Hommes

Elvis Pompilio : le magicien académicien

En octobre dernier, l’Académie royale des sciences, des lettres et des beaux-arts de Belgique a intégré le chapelier autodidacte, gros bonnet depuis bientôt 40 ans, parmi ses membres titulaires. Un modiste honoré, mais toujours modeste. 

© Stéphane Boudin
© Stéphane Boudin

L’Académie l’a élu notamment pour "avoir fait reconnaître la chapellerie comme un art à part entière". Premier représentant d’une nouvelle discipline dans la Classe des Arts - le stylisme - le designer ouvre donc la voie à la reconnaissance de la mode parmi les arts académiques. Lui qui, passionnément, a toujours travaillé à décaler l’attendu et à doubler de second degré ses collections extravagantes, élégantes. 

Le chapeau comme vocation 

"À la fin des années 70, quand les créateurs ont commencé à être à la mode, d’abord Gaultier et Alaïa, puis les Belges, les chapeaux étaient encore peu représentés. Très jeune, je me nourrissais de l'influence des stylistes français et italiens, Armani en particulier, et des nouveaux couturiers qui émergeaient. Le week-end, je travaillais comme vendeur dans un magasin de fripes à Liège, quand c'était encore à l'avant-garde. J'avais 16 ans, je ne me lassais pas d'admirer les robes perlées peintes à la main et j’ai commencé à créer des chapeaux pour compléter les étalages en vitrines." Bien avant cela, lorsqu’il était enfant, Elvis, prénommé en hommage au crooner et qui a fait honneur à son nom en bougeant des lignes à sa façon, fabriquait des couvre-chefs pour les déguisements de ses cousins. "Robin des Bois ou Maharadjah, tout m'inspirait. Cette fascination pour les chapeaux qui identifient un personnage est restée. On peut habiller quelqu'un en noir, puis selon qu’on lui fasse porter un sombrero mexicain, une calotte de prêtre ou un stetson, toute la silhouette change, on oriente à la fois l'intention et le contexte."

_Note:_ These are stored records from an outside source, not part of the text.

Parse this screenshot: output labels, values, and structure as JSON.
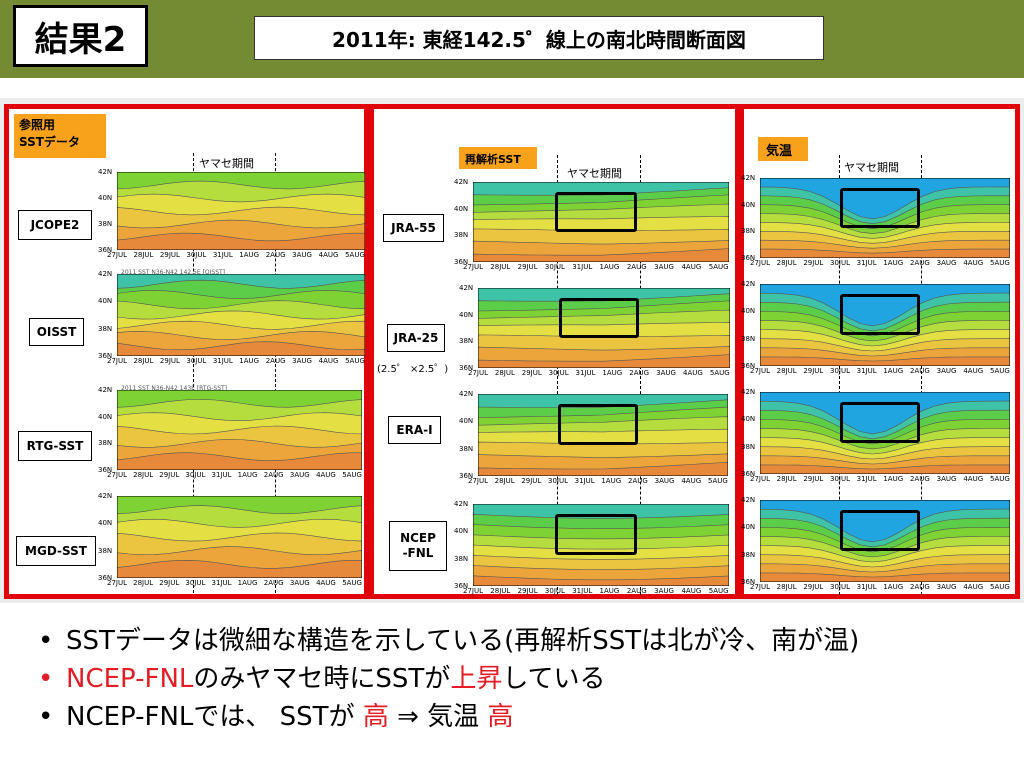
{
  "header": {
    "slide_label": "結果2",
    "title": "2011年: 東経142.5゜線上の南北時間断面図"
  },
  "y_ticks": [
    "42N",
    "40N",
    "38N",
    "36N"
  ],
  "x_ticks": [
    "27JUL",
    "28JUL",
    "29JUL",
    "30JUL",
    "31JUL",
    "1AUG",
    "2AUG",
    "3AUG",
    "4AUG",
    "5AUG"
  ],
  "period_label": "ヤマセ期間",
  "panel_left": {
    "tag_line1": "参照用",
    "tag_line2": "SSTデータ",
    "datasets": [
      {
        "name": "JCOPE2"
      },
      {
        "name": "OISST",
        "caption": "2011 SST N36-N42 142.5E [OISST]"
      },
      {
        "name": "RTG-SST",
        "caption": "2011 SST N36-N42 143E [RTG-SST]"
      },
      {
        "name": "MGD-SST"
      }
    ]
  },
  "panel_middle": {
    "tag": "再解析SST",
    "datasets": [
      {
        "name": "JRA-55"
      },
      {
        "name": "JRA-25",
        "sub": "(2.5゜ ×2.5゜)"
      },
      {
        "name": "ERA-I"
      },
      {
        "name_line1": "NCEP",
        "name_line2": "-FNL"
      }
    ]
  },
  "panel_right": {
    "tag": "気温"
  },
  "bullets": [
    {
      "dot": "•",
      "text": "SSTデータは微細な構造を示している(再解析SSTは北が冷、南が温)"
    },
    {
      "dot": "•",
      "red_a": "NCEP-FNL",
      "text_a": "のみヤマセ時にSSTが",
      "red_b": "上昇",
      "text_b": "している"
    },
    {
      "dot": "•",
      "text_a": "NCEP-FNLでは、 SSTが ",
      "red_a": "高",
      "text_b": " ⇒ 気温 ",
      "red_b": "高"
    }
  ],
  "colors": {
    "header": "#758b33",
    "panel_border": "#e0040a",
    "tag": "#f7a21a",
    "emphasis": "#e51c23"
  }
}
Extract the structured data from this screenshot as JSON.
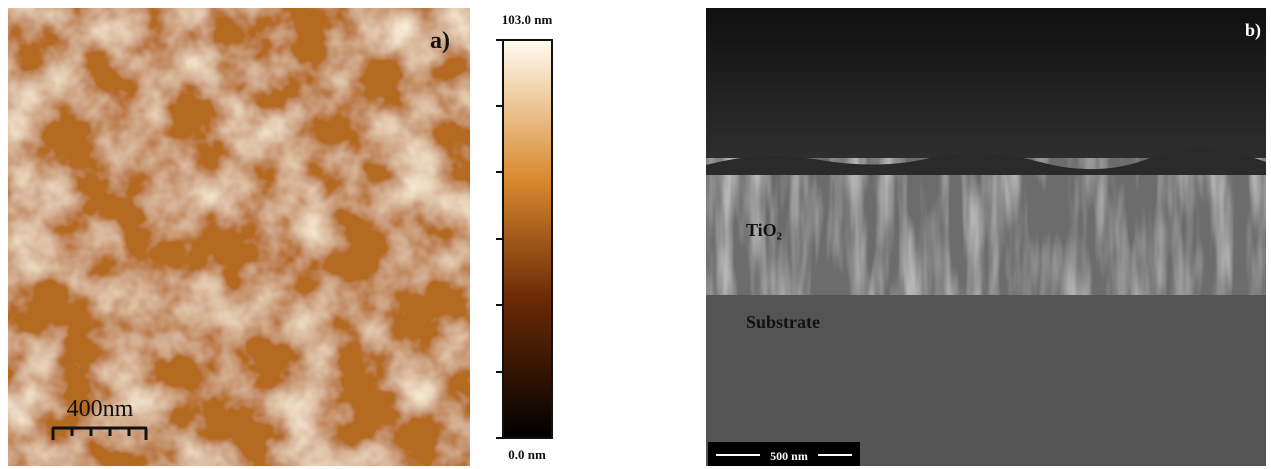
{
  "panel_a": {
    "label": "a)",
    "colorbar_max": "103.0 nm",
    "colorbar_min": "0.0 nm",
    "scale_bar": "400nm"
  },
  "panel_b": {
    "label": "b)",
    "layer_top": "TiO₂",
    "layer_bottom": "Substrate",
    "scale_bar": "500 nm"
  }
}
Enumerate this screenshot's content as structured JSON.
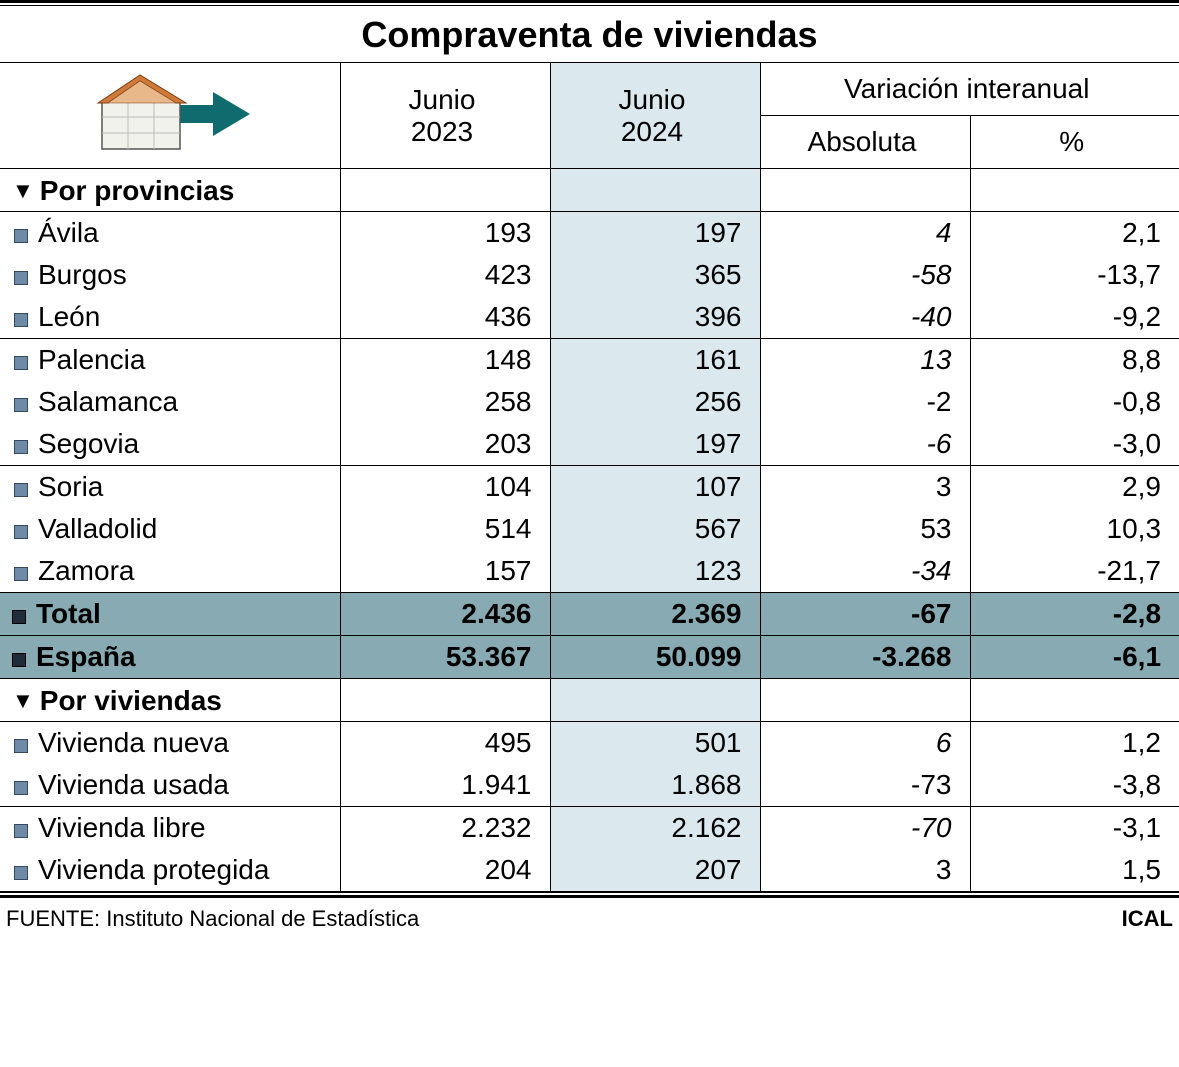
{
  "title": "Compraventa de viviendas",
  "colors": {
    "highlight_bg": "#dbe9ee",
    "total_bg": "#88aab3",
    "bullet_fill": "#6f8aa6",
    "bullet_dark": "#1f2d3a",
    "arrow_fill": "#0f6b6e",
    "roof_fill": "#d07a3a",
    "wall_fill": "#f2f2ec",
    "wall_stroke": "#555555"
  },
  "header": {
    "col1": "Junio\n2023",
    "col1_line1": "Junio",
    "col1_line2": "2023",
    "col2_line1": "Junio",
    "col2_line2": "2024",
    "var_title": "Variación interanual",
    "var_abs": "Absoluta",
    "var_pct": "%"
  },
  "sections": {
    "provincias": "Por provincias",
    "viviendas": "Por viviendas"
  },
  "provincias": [
    {
      "name": "Ávila",
      "v2023": "193",
      "v2024": "197",
      "abs": "4",
      "pct": "2,1",
      "abs_italic": true,
      "group_end": false
    },
    {
      "name": "Burgos",
      "v2023": "423",
      "v2024": "365",
      "abs": "-58",
      "pct": "-13,7",
      "abs_italic": true,
      "group_end": false
    },
    {
      "name": "León",
      "v2023": "436",
      "v2024": "396",
      "abs": "-40",
      "pct": "-9,2",
      "abs_italic": true,
      "group_end": true
    },
    {
      "name": "Palencia",
      "v2023": "148",
      "v2024": "161",
      "abs": "13",
      "pct": "8,8",
      "abs_italic": true,
      "group_end": false
    },
    {
      "name": "Salamanca",
      "v2023": "258",
      "v2024": "256",
      "abs": "-2",
      "pct": "-0,8",
      "abs_italic": false,
      "group_end": false
    },
    {
      "name": "Segovia",
      "v2023": "203",
      "v2024": "197",
      "abs": "-6",
      "pct": "-3,0",
      "abs_italic": true,
      "group_end": true
    },
    {
      "name": "Soria",
      "v2023": "104",
      "v2024": "107",
      "abs": "3",
      "pct": "2,9",
      "abs_italic": false,
      "group_end": false
    },
    {
      "name": "Valladolid",
      "v2023": "514",
      "v2024": "567",
      "abs": "53",
      "pct": "10,3",
      "abs_italic": false,
      "group_end": false
    },
    {
      "name": "Zamora",
      "v2023": "157",
      "v2024": "123",
      "abs": "-34",
      "pct": "-21,7",
      "abs_italic": true,
      "group_end": false
    }
  ],
  "totals": [
    {
      "name": "Total",
      "v2023": "2.436",
      "v2024": "2.369",
      "abs": "-67",
      "pct": "-2,8"
    },
    {
      "name": "España",
      "v2023": "53.367",
      "v2024": "50.099",
      "abs": "-3.268",
      "pct": "-6,1"
    }
  ],
  "viviendas": [
    {
      "name": "Vivienda nueva",
      "v2023": "495",
      "v2024": "501",
      "abs": "6",
      "pct": "1,2",
      "abs_italic": true,
      "group_end": false
    },
    {
      "name": "Vivienda usada",
      "v2023": "1.941",
      "v2024": "1.868",
      "abs": "-73",
      "pct": "-3,8",
      "abs_italic": false,
      "group_end": true
    },
    {
      "name": "Vivienda libre",
      "v2023": "2.232",
      "v2024": "2.162",
      "abs": "-70",
      "pct": "-3,1",
      "abs_italic": true,
      "group_end": false
    },
    {
      "name": "Vivienda protegida",
      "v2023": "204",
      "v2024": "207",
      "abs": "3",
      "pct": "1,5",
      "abs_italic": false,
      "group_end": false
    }
  ],
  "footer": {
    "source": "FUENTE: Instituto Nacional de Estadística",
    "brand": "ICAL"
  }
}
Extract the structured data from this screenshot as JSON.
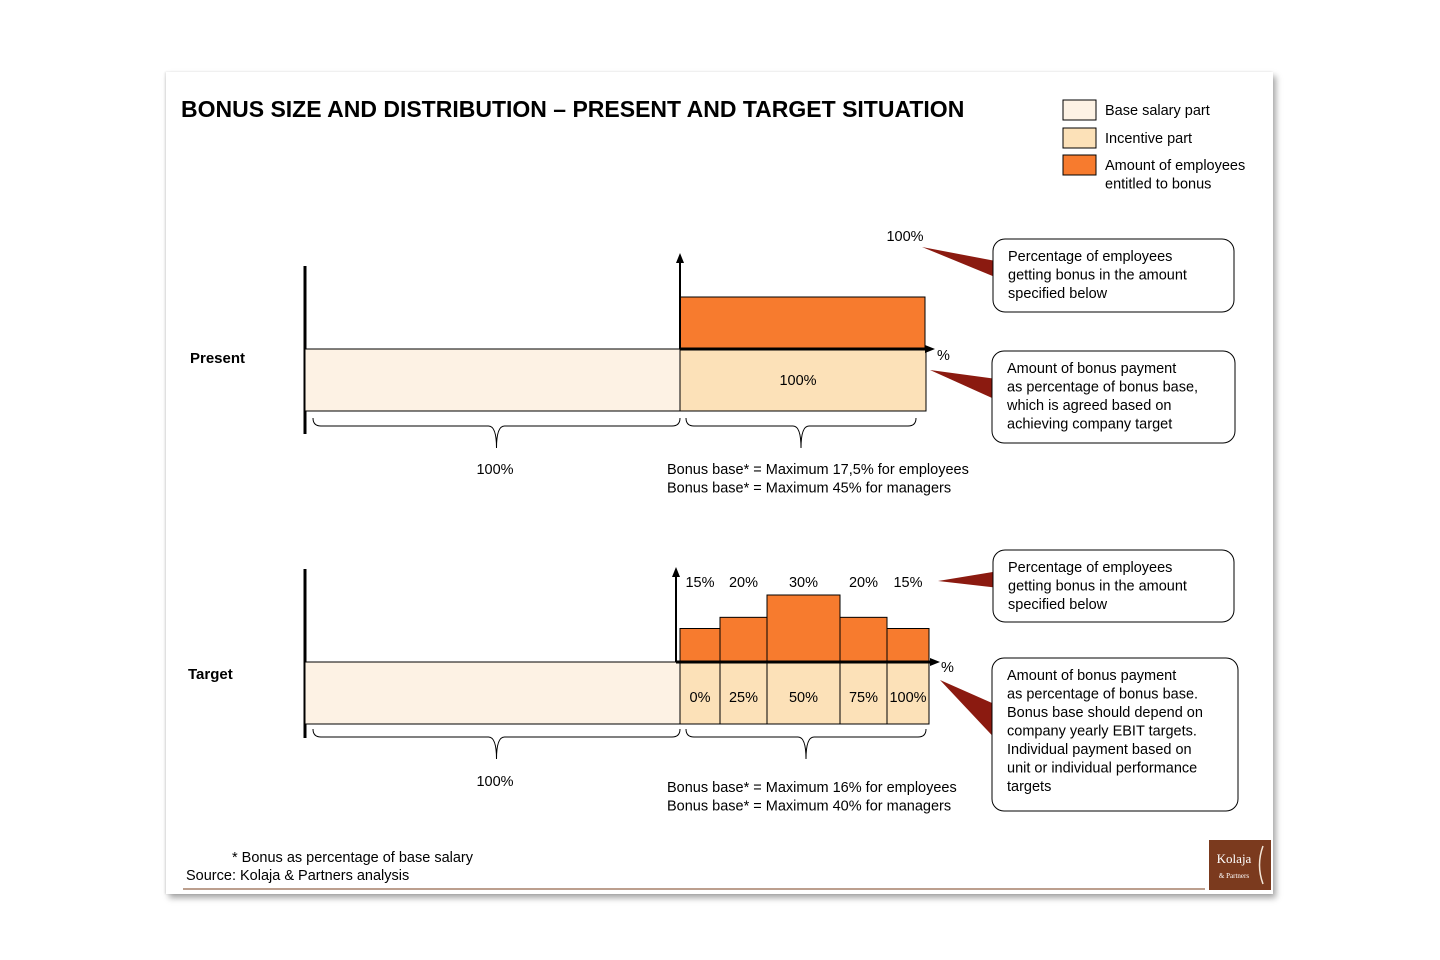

Le talent à la tête du client

Dans son nouvel atelier – show-room – boutique situé dans un quartier où fourmillent les galeries d’art à Bruxelles, Elvis expose lui aussi avec vitrine sur rue. Il souligne que "pour concevoir un chapeau, on part d'une structure en bois sculpté, puis la matière choisie est moulée. C’est la rencontre des savoir-faire, un art en 3D qui renvoie à la forme et à la physionomie, un artisanat délicat de sculpture et de visagisme." Celui qui a coiffé Madonna, Axelle Red, Sharon Stone, réalisé les chapeaux iconiques d'Amélie Nothomb, qui a créé pour Guillaume Gallienne et Valérie Lemercier, tandis qu’Arno comptait sur lui pour que le ciel ne lui tombe pas (directement) sur la tête, se réjouit de rejoindre une organisation qui célèbre la culture. "Il y a tant de variété parmi les académiciens qu'on apprend toujours quelque chose. Cette distinction est très gratifiante, parce que lorsqu'on exerce un métier de passion, avec ses défauts et ses qualités, le travail passe toujours d'abord. Cette nomination récompense une œuvre sur la durée, l'ensemble d’une carrière, et si ça me touche beaucoup, c’est important aussi pour les gens qui m'ont toujours soutenu. Je les sens presque plus émus que moi. Cette vie de modiste m'a demandé beaucoup de concessions, j’y ai consacré beaucoup de moments personnels." Aujourd’hui mentor et conférencier, le jeune garçon aux doigts d’or qui travaillait "pour aider à la maison", désormais académicien, continue de faire sortir la magie de son chapeau.